You know what else can pass the USMLE? The answer key,

And the contents of the answer key can be inferred from the text of thousands of reference materials, articles, and even test preparation booklets, which are all available in general public literature presumably to the chat bot.

So we’ve demonstrated that with a stunning quantity of computing resource and nearly unlimited processing power, we can reverse-engineer an answer key for a standardized test.

This is supposed to say anything at all about medical education? Or how we train physicians? It strikes me that it says a heck of a lot more about the insipid communication skills and room-temperature IQs in our media than anything else. But that’s not news, is it?

    Publius_2020 in reply to Bartlett. | January 23, 2023 at 12:54 pm

    You can’t tell from this type of article, but the advances have less to do with information retrieval and more to do with language processing.

    Like Watson’s success in Jeopardy, it’s not about looking up the capital of Assyria, it’s about understanding the question itself, converting that to an information retrieval request, and then converting the information back into a human-language format.

    And if you think about the “concern” in the education field this becomes clear. Because students plainly could retrieve all the factual information necessary to answer high school or college questions with a Google search, and the world didn’t end. But turning that information into a human language fully-expressed “answer” is a second step. One that reduces the student skill input from 50% to near zero.

    Where this becomes interesting in the medical field is triage and patient intake. Having a natural language processor that can handle patient intake in a hospital (and ER) setting is a huge deal. It allocates resources very quickly, and helps avoid life-threatening delays.

    I agree that the media doesn’t know how to think about this, but that doesn’t mean that there isn’t something underneath the fuss.

      Chatbot will not pass the
      Hector Levesque
      Winograd Schema test.

      No AI has scored higher than 60%.
      Ordinary non-expert humans score 95%.

    henrybowman in reply to Bartlett. | January 23, 2023 at 2:27 pm

    RIght. My first reaction was that they have measured nothing but the paragon of all open-book exams.

      Voyager in reply to henrybowman. | January 23, 2023 at 3:53 pm

      But the thing to remember is a lot of real world problems are also open book exams.

      The traig example is striking: something that can quickly ingest search for, and return likely candidates could be incredibly useful, if it is reliable, and not intentionally biased by the developers.

      That last part worries me. These seem like perfect mono culture systems for meme poisoning.

Skynet becomes self-aware.

Industry: How can we make more $$$ with it?

Military: How can we fight more wars with it?

Spook agencies: How can we expand the survellience state with it?

Pr0n industry: How can we make sentient pr0n with it?

This will not end well…

    WestRock in reply to LB1901. | January 23, 2023 at 11:59 am

    Combine Skynet with the Tyrell Corporation and we are doomed. My coworkers and I have been talking about ChatGPT for a while, and this revelation is the kicker.
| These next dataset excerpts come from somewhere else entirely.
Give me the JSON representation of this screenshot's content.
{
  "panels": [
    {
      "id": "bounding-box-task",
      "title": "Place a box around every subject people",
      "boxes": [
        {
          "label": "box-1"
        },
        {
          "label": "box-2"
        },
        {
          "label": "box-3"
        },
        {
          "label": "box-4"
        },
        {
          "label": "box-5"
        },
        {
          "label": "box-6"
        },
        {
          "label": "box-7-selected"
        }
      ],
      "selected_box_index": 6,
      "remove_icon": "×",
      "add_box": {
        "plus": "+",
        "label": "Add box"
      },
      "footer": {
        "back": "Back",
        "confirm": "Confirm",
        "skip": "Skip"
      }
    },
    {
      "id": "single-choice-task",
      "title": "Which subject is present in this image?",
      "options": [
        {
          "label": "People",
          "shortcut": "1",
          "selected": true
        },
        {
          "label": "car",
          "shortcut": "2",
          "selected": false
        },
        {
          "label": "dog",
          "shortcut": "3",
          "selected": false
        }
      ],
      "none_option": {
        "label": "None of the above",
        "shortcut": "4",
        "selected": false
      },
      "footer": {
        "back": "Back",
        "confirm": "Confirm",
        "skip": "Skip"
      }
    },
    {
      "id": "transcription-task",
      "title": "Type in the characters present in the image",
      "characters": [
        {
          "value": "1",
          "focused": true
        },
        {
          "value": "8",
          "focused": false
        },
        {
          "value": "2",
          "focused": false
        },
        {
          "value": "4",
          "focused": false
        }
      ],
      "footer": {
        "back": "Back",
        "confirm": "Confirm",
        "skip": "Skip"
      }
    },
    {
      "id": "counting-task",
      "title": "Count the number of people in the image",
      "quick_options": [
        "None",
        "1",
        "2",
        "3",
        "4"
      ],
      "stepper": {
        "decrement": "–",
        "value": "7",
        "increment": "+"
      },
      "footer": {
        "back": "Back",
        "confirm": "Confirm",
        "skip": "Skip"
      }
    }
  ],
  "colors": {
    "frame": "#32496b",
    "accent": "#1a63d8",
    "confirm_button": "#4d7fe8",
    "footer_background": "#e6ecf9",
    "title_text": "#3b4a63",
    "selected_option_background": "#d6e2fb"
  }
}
Anything and everything can be spoofed, and most jobs can be eliminated. What is the end game in the minds of the the WEF and Soros and the other authoritarian wannabes?

    You are correct. This will not end well.

UnCivilServant | January 23, 2023 at 12:04 pm

Without the hints from a human, would it have failed?

How much of these standardized tests are measuring the ability to regurgitate memorized responses? That is something a computer does very well once the query is parsed properly

    Exactly. It’s not very impressive when you look at it like that, but that’s because it’s actually not all that impressive.

    henrybowman in reply to UnCivilServant. | January 23, 2023 at 2:29 pm

    “Without the hints from a human, would it have failed?”
    My first thought is the Canadian medical system.
    Where you have to give it hints that you’re not really interested in killing yourself.

Kill it

As others have stated much of our education system is about memorization. People with excellent memory are able to regurgitate for the exam. That is a very useful skill or ability particularly pre information age. I can see lots of applications where we can train far more generalists in various fields than specialists. They can use this tech to supplement their knowledge base and arrive at the correct answer. This has profound positive aspects.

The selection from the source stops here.